Pour cette édition, plus de 2 353 123 candidats sont attendus sur l’ensemble du territoire national jusqu’au 5 juin, dont près de 48 % de filles. Ces chiffres confirment l’ampleur de l’ENAFEP, considéré comme l’une des plus importantes évaluations scolaires du pays.

Dans son allocution, la ministre d’État a exhorté les élèves à aborder les épreuves avec sérénité, concentration et honnêteté.
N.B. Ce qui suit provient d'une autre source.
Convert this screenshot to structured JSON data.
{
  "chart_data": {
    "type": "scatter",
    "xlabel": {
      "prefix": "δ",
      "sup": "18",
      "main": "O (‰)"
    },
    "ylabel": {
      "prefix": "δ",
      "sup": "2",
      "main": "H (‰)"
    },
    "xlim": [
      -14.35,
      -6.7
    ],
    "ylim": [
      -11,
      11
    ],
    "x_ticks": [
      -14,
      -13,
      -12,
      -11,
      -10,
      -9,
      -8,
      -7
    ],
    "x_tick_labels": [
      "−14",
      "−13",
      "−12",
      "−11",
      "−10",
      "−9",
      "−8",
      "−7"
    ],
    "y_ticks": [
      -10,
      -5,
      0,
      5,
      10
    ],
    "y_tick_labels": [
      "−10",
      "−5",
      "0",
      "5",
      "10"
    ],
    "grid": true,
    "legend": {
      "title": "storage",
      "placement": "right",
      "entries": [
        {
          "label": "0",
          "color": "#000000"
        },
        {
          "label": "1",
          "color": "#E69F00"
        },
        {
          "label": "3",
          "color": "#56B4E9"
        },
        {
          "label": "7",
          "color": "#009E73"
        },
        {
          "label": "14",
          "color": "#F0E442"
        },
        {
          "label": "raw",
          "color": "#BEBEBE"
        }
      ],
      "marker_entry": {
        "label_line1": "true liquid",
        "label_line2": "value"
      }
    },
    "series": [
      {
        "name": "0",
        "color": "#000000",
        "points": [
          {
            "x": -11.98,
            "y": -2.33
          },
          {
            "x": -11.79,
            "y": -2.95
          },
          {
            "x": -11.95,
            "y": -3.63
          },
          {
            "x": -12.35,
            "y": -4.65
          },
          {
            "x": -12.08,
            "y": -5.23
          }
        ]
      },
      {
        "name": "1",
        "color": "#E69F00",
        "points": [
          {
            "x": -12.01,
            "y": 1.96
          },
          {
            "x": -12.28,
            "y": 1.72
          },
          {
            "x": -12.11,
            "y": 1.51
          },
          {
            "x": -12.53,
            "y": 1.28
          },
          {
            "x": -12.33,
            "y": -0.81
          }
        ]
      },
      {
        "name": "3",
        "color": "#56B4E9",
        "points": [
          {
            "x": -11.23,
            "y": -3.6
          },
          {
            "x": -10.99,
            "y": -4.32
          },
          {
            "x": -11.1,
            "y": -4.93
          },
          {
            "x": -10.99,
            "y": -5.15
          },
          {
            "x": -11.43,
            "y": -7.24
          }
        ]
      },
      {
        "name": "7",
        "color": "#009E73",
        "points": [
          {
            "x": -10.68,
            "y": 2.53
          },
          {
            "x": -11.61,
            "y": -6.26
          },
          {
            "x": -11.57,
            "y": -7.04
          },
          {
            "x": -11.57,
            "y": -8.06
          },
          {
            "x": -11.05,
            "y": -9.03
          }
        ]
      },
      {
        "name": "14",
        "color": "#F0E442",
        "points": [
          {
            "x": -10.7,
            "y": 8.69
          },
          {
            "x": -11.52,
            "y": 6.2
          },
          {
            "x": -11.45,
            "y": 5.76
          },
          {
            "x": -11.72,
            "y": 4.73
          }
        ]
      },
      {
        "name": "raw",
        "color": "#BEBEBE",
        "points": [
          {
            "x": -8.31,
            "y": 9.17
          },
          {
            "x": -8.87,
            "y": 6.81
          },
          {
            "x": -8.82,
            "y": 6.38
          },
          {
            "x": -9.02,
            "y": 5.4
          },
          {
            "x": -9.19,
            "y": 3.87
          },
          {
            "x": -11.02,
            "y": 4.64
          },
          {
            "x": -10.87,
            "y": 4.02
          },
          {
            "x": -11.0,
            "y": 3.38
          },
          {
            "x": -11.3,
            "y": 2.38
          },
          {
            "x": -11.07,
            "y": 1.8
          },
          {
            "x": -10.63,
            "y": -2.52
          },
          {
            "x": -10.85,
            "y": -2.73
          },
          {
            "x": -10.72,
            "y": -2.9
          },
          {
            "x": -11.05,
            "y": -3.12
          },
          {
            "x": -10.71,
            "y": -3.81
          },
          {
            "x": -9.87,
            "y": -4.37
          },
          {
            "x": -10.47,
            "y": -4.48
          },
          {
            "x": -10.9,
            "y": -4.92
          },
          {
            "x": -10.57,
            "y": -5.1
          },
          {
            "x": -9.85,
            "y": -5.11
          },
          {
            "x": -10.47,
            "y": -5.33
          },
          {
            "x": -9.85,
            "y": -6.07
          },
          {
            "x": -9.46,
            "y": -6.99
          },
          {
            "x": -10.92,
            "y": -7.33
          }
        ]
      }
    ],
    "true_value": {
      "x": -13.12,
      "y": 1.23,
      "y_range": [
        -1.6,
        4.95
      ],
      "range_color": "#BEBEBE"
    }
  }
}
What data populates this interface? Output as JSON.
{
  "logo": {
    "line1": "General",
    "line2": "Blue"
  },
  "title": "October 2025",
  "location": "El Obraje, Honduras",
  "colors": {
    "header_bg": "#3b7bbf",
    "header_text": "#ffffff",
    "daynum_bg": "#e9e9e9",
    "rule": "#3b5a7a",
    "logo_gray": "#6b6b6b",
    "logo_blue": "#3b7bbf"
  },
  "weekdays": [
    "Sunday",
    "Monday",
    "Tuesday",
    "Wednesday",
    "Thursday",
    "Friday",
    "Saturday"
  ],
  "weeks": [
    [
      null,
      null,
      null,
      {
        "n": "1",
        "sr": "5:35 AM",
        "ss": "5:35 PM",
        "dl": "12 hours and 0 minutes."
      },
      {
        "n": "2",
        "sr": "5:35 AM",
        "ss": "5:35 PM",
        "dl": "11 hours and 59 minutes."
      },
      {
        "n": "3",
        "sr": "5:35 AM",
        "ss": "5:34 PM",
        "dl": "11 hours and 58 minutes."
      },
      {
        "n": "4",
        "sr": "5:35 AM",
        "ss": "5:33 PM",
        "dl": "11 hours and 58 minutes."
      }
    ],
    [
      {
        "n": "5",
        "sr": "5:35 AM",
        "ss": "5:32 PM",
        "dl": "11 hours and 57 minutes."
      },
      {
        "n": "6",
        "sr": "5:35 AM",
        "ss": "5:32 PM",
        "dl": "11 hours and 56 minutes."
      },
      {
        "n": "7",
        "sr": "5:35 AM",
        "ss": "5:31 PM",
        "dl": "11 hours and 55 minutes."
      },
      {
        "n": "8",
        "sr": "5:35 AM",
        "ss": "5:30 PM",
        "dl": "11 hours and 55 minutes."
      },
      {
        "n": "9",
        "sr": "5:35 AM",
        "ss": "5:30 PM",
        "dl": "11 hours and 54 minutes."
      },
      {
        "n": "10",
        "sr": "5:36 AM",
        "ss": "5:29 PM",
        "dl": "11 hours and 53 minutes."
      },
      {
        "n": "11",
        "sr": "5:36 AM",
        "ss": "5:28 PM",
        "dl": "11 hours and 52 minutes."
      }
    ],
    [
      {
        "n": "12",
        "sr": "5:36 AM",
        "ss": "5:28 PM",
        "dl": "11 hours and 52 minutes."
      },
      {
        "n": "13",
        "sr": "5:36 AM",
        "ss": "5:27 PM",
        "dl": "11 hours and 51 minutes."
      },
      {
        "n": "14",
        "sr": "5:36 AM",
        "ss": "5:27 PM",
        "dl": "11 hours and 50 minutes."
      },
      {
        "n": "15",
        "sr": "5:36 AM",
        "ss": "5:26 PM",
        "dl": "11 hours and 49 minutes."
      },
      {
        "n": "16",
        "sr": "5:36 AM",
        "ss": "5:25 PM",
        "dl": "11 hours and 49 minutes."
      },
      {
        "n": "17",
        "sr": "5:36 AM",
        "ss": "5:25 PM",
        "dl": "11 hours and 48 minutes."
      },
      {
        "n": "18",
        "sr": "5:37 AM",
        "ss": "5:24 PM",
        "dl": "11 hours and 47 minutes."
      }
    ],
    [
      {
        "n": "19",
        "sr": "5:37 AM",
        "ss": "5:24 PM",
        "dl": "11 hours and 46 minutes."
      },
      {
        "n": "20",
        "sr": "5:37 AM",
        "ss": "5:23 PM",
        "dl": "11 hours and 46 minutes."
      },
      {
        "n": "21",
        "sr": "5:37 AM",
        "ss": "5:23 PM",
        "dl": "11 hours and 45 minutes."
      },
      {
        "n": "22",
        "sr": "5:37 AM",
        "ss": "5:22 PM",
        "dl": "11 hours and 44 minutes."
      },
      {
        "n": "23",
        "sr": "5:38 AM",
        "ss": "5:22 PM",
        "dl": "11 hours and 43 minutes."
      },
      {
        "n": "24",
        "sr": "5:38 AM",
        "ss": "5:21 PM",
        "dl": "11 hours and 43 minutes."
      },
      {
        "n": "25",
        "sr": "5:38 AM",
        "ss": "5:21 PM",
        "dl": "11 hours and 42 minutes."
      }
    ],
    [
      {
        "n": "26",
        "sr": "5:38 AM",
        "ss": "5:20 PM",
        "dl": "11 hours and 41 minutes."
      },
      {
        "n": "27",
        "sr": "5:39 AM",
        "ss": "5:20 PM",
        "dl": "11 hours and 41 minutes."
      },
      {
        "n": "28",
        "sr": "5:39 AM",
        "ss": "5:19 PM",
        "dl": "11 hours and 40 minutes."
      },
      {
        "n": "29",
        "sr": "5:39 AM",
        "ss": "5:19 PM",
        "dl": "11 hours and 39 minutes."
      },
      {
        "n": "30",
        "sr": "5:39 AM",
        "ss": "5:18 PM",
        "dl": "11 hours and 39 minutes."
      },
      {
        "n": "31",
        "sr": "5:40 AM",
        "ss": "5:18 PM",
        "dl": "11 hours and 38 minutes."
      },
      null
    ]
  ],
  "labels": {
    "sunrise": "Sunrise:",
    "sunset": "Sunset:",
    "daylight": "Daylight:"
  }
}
Elle les a invités à faire confiance aux connaissances acquises tout au long de leur parcours scolaire, rappelant que la réussite repose avant tout sur le travail, la discipline et le mérite.
Raïssa Malu a également eu une pensée particulière pour les enfants confrontés à des conditions d’apprentissage difficiles en raison des conflits armés, des déplacements forcés de populations ou encore des crises sanitaires. Elle a exprimé sa solidarité à l’égard de ces candidats qui passent leurs examens dans des contextes souvent marqués par l’incertitude et la précarité.

La ministre a par ailleurs salué l’engagement des autorités éducatives, des enseignants et des partenaires mobilisés pour garantir le bon déroulement de ces épreuves sur l’ensemble du territoire. Elle a également rendu hommage au président de la République, Félix Tshisekedi, dont le leadership, selon elle, fait de l’éducation un pilier essentiel de la justice sociale, de l’égalité des chances et de la construction nationale.
Le lancement de l’ENAFEP 2026 intervient dans un contexte où le gouvernement poursuit ses efforts pour renforcer l’accès à l’éducation de base et améliorer les conditions d’apprentissage des élèves, malgré les défis sécuritaires et humanitaires qui persistent dans plusieurs provinces du pays.